How to maximize stall torque of a motor

Question

I'm looking to use 3-phase motor without gearbox for robotics application. It will always work at near stall situation never rotating more than 360deg. I'm looking for arrangement that will produce max stall torque while drawing min current.

I tried both gimbal (high resistance) and BLDC (low resistance) motors and yes I could achieve high torque, but only at cost of too high current and overheating.

My question is both practical and theoretical: what motor or mode of operation should I choose to maximize stall torque? and what in principle can be done? Imagine I had my motor factory - how would I approach building stall torque motor?

Answer 1

One relevant equation is the lorentz force equation. which suggests that if you want to reduce current then you need to increase the magnetic field.

The magnetic circuit is complex, with different materials moving relative to each other. As the rotor of the motor rotates, the magnetic field within the stator changes direction and there are losses. Choosing optimum materials and geometry is the subject of many books and scientific papers. In most motor design, rotation is expected and materials and geometry that is optimum for a rotating magnetic field are used. If you have a mostly non-rotating application, you may be able to select different materials and geometry that is better.

If you don't want to design your own motors, the type of industrial motor that is most likely to be a bit optimized towards your requirements is called a direct drive motor.

The gimbals motor you linked claims to have 6Kg/cm of torque. Assuming they really mean 6 Kg*cm*9.81*m/s^2, that's about 0.6 Newton meters (Nm) of torque. A good motor that would fit the same volume could be the Kollmorgen TBM(S)-7615-X, which has about 3 Nm of stall torque, but also approximately 3 times the mass. That's a rough idea of what good design and optimization can do. About double the torque per kilogram of motor.

Considering your ~$100 per motor budget, it depends on how motivated you are. If you are really motivated and like to build things, you could learn a bit of how motors are made and make your own motors (which are just some iron sheet cut out (by waterjet for instance), glued in a stack, wound with copper wire, and magnets glued to a rotor) for roughly your budget, assuming your robot has 3 or 6 motors.

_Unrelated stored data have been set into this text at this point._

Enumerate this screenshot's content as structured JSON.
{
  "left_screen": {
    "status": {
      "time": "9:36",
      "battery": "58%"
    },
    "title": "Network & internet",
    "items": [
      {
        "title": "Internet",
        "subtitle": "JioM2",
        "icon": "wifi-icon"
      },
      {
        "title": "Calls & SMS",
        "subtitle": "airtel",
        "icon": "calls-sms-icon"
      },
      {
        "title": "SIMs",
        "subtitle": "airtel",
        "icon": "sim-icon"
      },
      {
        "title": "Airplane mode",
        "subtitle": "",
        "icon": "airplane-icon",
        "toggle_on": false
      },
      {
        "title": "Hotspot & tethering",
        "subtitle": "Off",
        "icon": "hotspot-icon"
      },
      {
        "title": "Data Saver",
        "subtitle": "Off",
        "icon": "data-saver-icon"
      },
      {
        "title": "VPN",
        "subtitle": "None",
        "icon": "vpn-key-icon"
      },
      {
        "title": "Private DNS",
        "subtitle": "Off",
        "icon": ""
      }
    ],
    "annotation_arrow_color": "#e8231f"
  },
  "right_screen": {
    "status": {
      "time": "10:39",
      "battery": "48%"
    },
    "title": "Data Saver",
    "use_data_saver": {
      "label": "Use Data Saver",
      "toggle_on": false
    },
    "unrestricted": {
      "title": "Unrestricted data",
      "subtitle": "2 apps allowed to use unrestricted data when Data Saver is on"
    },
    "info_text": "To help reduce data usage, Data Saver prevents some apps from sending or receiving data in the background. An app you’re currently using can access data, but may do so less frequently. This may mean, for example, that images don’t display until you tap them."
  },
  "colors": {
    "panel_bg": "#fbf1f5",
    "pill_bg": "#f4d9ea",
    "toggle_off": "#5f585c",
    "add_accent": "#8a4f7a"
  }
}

However you may want to keep in mind that there are very few direct drive serial chain (arm or leg like) robots. The ones that exist are usually oriented horizontally so that the motors don't have to resist gravity.

Or you could do a bit of searching for motor (+ gears) that fits what you want to do best at your price range. You will probably have to make some compromises, but with a bit of calculation, you can be reasonably sure of the performance of the robot before you buy the motors.

Answer 2

So, you want to use a servo? Why not just buy a servo?

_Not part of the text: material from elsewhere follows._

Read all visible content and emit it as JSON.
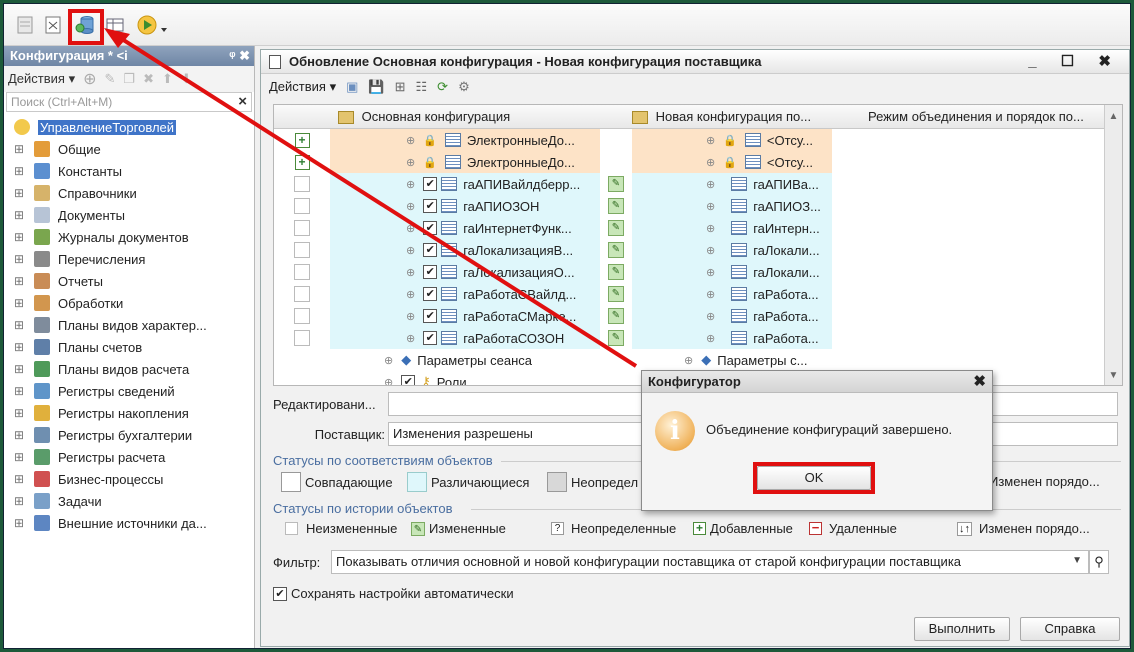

Three things are required for "motor action" -

1. A current carrying conductor
2. A magnetic field
3. An applied voltage

The result is relative motion between the conductor and the magnetic field.

Three things are also required for "generator action" - 1. A current carrying conductor 2. A magnetic field 3. Relative motion

The result is a voltage developed across the conductor.

This is important because once a motor starts it also becomes a generator of sorts, because it meets the criteria required for generator action.

The generator action in a motor will develop what is referred to as "back EMF". It is a voltage that acts against the applied voltage. The back EMF "fights" the applied voltage, which reduces the net voltage applied to the motor, which reduces the current draw.

The torque a motor can produce will always be directly related to the strength of the magnetic field inside the motor. The strength of the magnetic field is directly related to the current in the motor windings.

You make more torque in a motor by passing more current to the motor.

As you have noticed, more current leads to more heat in the motor, because of "I squared R losses." This term comes from the formula for electric power, $P = IV$, combined with Ohm's Law, $V = IR$, to give a formula for electric power in terms of current and resistance:

$$ P = I^2 R \\ $$

The $I^2R$ losses are the reason why high voltage electric lines are used for power transmission - higher voltages reduce current. Power losses increase with current squared, so it's important to get current as low as possible to reduce the power losses.

So, in order to get a high stall torque, you need a high applied current. As you have seen, you cannot take a "standard" or general purpose motor and use it at stall conditions because most motors are designed with back EMF in mind. The back EMF protects the motor by reducing current draw, which reduces the heat generated ($I^2R$ losses) inside the motor.

To operate predominately in the stall region of a motor requires more cooling to dissipate the heat generated, and/or different wire insulation that is capable of withstanding higher winding temperatures.

A motor spec sheet should list the "nominal" or operating current for the motor. The alternative to buying a specialized motor might be to operate the motor in conjunction with a current-regulated power supply instead of a voltage-regulated power supply. Throttle the motor to no more than the specified operating current and the heat generated in the motor should be manageable.

I say this might be acceptable because most higher-power motors feature an integrated fan. If the motor has a fan, then the rated current for the motor likely depends on the fan rotating at the nominal motor speed.

You can meet the requirement by creating a blower for the motor - this is a common practice where slow speed, high torque motors are used, as in cranes. Essentially, you disconnect the fan from the motor you want to operate at stall condition and attach it to the output shaft of a second motor. Any time you apply power to the first motor, you spin the second motor at whatever speed the fan is supposed to turn.

Now you get all the design cooling for the first motor and, assuming you're operating at or below the rated current for the first motor, you should be able to operate at or near stall torque for as long as you want.